You are a pharmacist by training. How did you end up in public health and family planning?
I think I always wanted to be in health because of the background of my family. My father and brother are both doctors, even though I was never fully comfortable with practicing medicine myself, which led me to being a pharmacist.
I was born and raised in Canada, and I first came to Haiti as an adolescent and saw all this poverty that I wasn’t used to. I could not understand how you could see so much misery and luxury coexisting at the same time. Even though I knew I could not change the world, I always wanted to make a difference somehow. After my studies at the Faculté de Médecine et de Pharmacie in Haiti, I worked in the private sector for four years as a pharmacist at a local manufacturer, one of the two or three companies, that does medicines at low cost.
Next I went to work with the World Health Organization (WHO) for 12 years in their essential drugs program as the pharmaceutical Department Chief. I was more in touch with the field and had real, technical interactions with the Ministry in Haiti and gained understanding of health services and project management.
With LMS, the primary mandate was for family planning.

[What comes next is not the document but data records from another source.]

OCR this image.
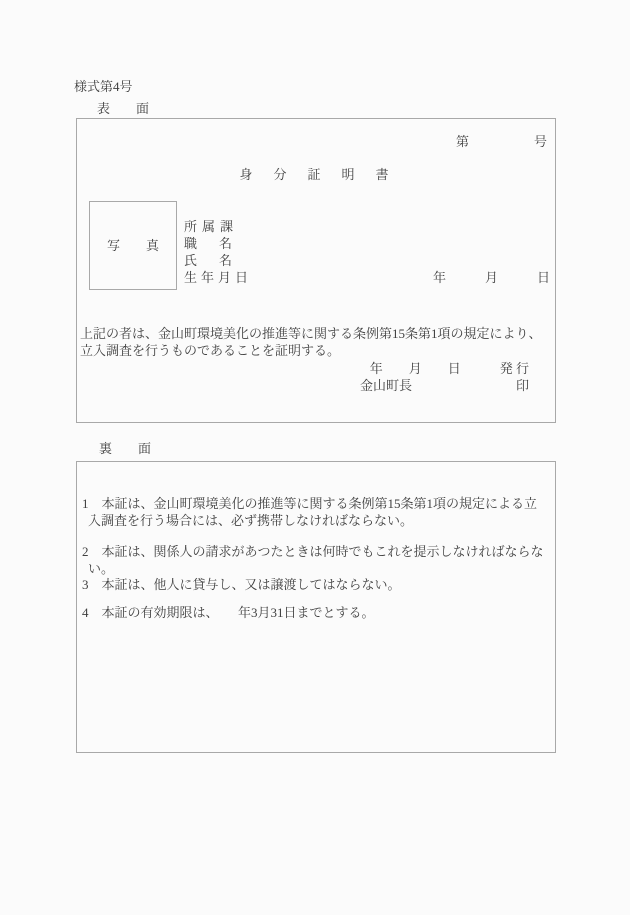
様式第4号
表　　面
第　　　　　号
身　分　証　明　書
写　　真
所属課
職名
氏名
生年月日	年　　　月　　　日
上記の者は、金山町環境美化の推進等に関する条例第15条第1項の規定により、立入調査を行うものであることを証明する。
年　　月　　日　　　発 行
金山町長　　　　　　　　印
裏　　面
1 本証は、金山町環境美化の推進等に関する条例第15条第1項の規定による立入調査を行う場合には、必ず携帯しなければならない。
2 本証は、関係人の請求があつたときは何時でもこれを提示しなければならない。
3 本証は、他人に貸与し、又は譲渡してはならない。
4 本証の有効期限は、　　年3月31日までとする。
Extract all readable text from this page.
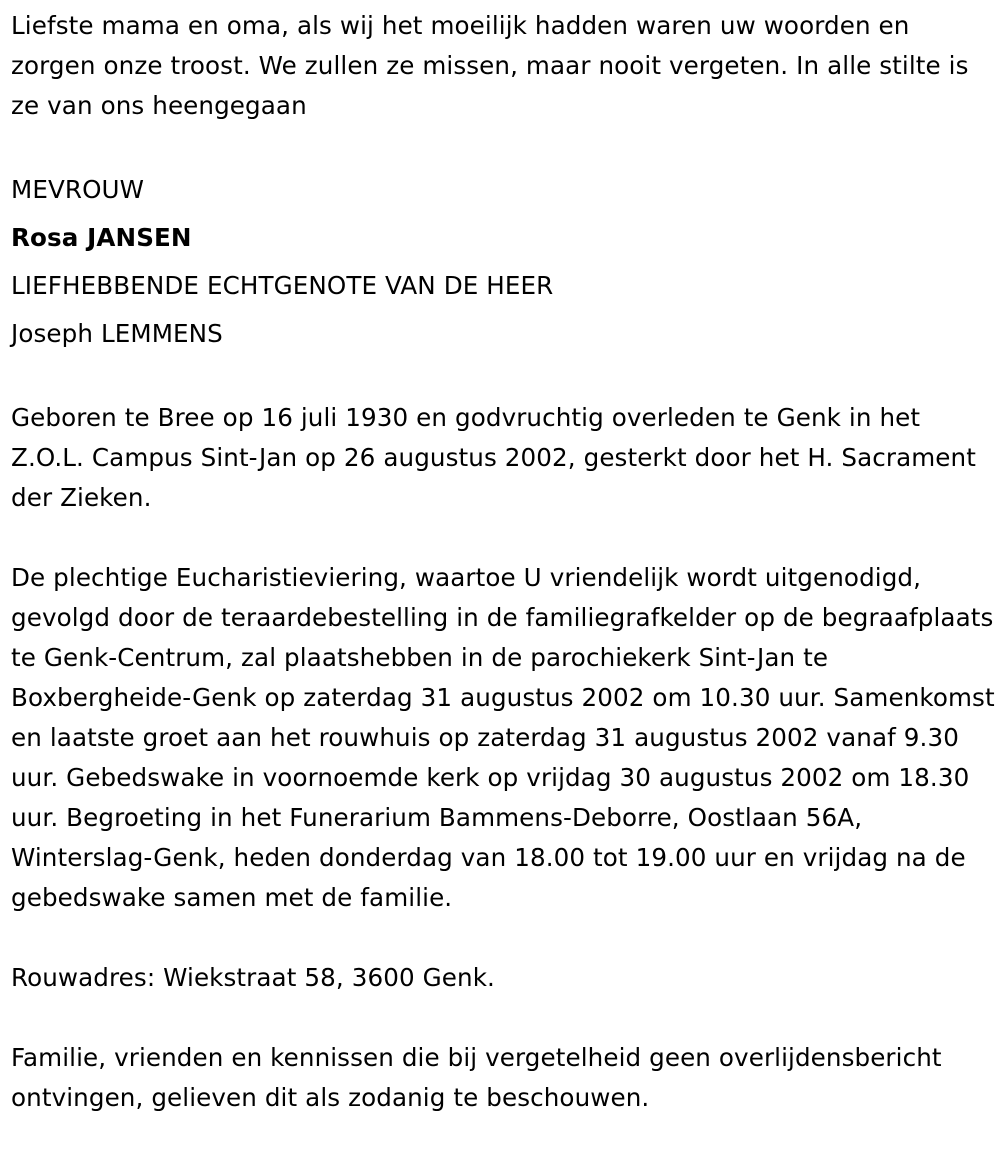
Liefste mama en oma, als wij het moeilijk hadden waren uw woorden en zorgen onze troost. We zullen ze missen, maar nooit vergeten. In alle stilte is ze van ons heengegaan

MEVROUW

Rosa JANSEN

LIEFHEBBENDE ECHTGENOTE VAN DE HEER

Joseph LEMMENS

Geboren te Bree op 16 juli 1930 en godvruchtig overleden te Genk in het Z.O.L. Campus Sint-Jan op 26 augustus 2002, gesterkt door het H. Sacrament der Zieken.

De plechtige Eucharistieviering, waartoe U vriendelijk wordt uitgenodigd, gevolgd door de teraardebestelling in de familiegrafkelder op de begraafplaats te Genk-Centrum, zal plaatshebben in de parochiekerk Sint-Jan te Boxbergheide-Genk op zaterdag 31 augustus 2002 om 10.30 uur. Samenkomst en laatste groet aan het rouwhuis op zaterdag 31 augustus 2002 vanaf 9.30 uur. Gebedswake in voornoemde kerk op vrijdag 30 augustus 2002 om 18.30 uur. Begroeting in het Funerarium Bammens-Deborre, Oostlaan 56A, Winterslag-Genk, heden donderdag van 18.00 tot 19.00 uur en vrijdag na de gebedswake samen met de familie.

Rouwadres: Wiekstraat 58, 3600 Genk.

Familie, vrienden en kennissen die bij vergetelheid geen overlijdensbericht ontvingen, gelieven dit als zodanig te beschouwen.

I learned a lot about women’s health and rights. I have connected with the people and have done many more field mission than I ever did while working in PAHO/WHO. I’ve learned that how small steps can make a big difference. The approach we had with the LDP towards health professionals was also an interesting experience.
What has LMS learned about addressing family planning needs in the wake of the earthquake and cholera crises?
After the earthquake in 2010, the LMS office was destroyed and we maintained the LMS warehouse inside a big tent. Many of us were afraid to go inside the warehouse. But there was a team spirit that united us and we stood together. We couldn’t let the changes we had made waste away.
One of the main challenges post-earthquake was the coordination among partners and organizations that were supporting the Ministry. When we have institutions or organizations that are doing logistics, distribution, supply chain, order requests, we must coordinate ourselves in order to really have a pertinent and firm result in family planning.
After the earthquake, you know that we had an emergence of camps, of shelters. Everyone was doing everything and anything at the same time. There was condom distribution in the camps—but those organizations that were doing that had no coordination with the MOH, so the authority didn’t know what was going on. We had an emergence of small mobile clinics, and those partners were delivering family planning services throughout the camp or throughout the shelters—but the Ministry wasn’t aware of that either. And the ministry itself was not coordinated within the different entities.
Were there lessons learned from earthquake response that were valuable for responding to the cholera outbreak?
Yes, I think that we had a better understanding of what the situation in time of crisis is. We had a strong communication channel with the MOH, which is why, at the time of the cholera outbreak, we were one of the first partners the MOH approached to get support with logistics as well as with programs. We helped them put into place clusters in every department. We had pharmacists and logisticians stationed in each department in Haiti, whose work was to evaluate all the donations, all the commodities that were received in Haiti for the cholera outbreak and to do a proper inventory of what was on site and what was being distributed—so that the ministry could have information concerning what was in the country.
Those pharmacist logisticians were placed in all regions in Haiti and were a support that the Ministry really appreciated. We helped the Ministry have information, really exact information, concerning the commodities that were received during the cholera outbreak.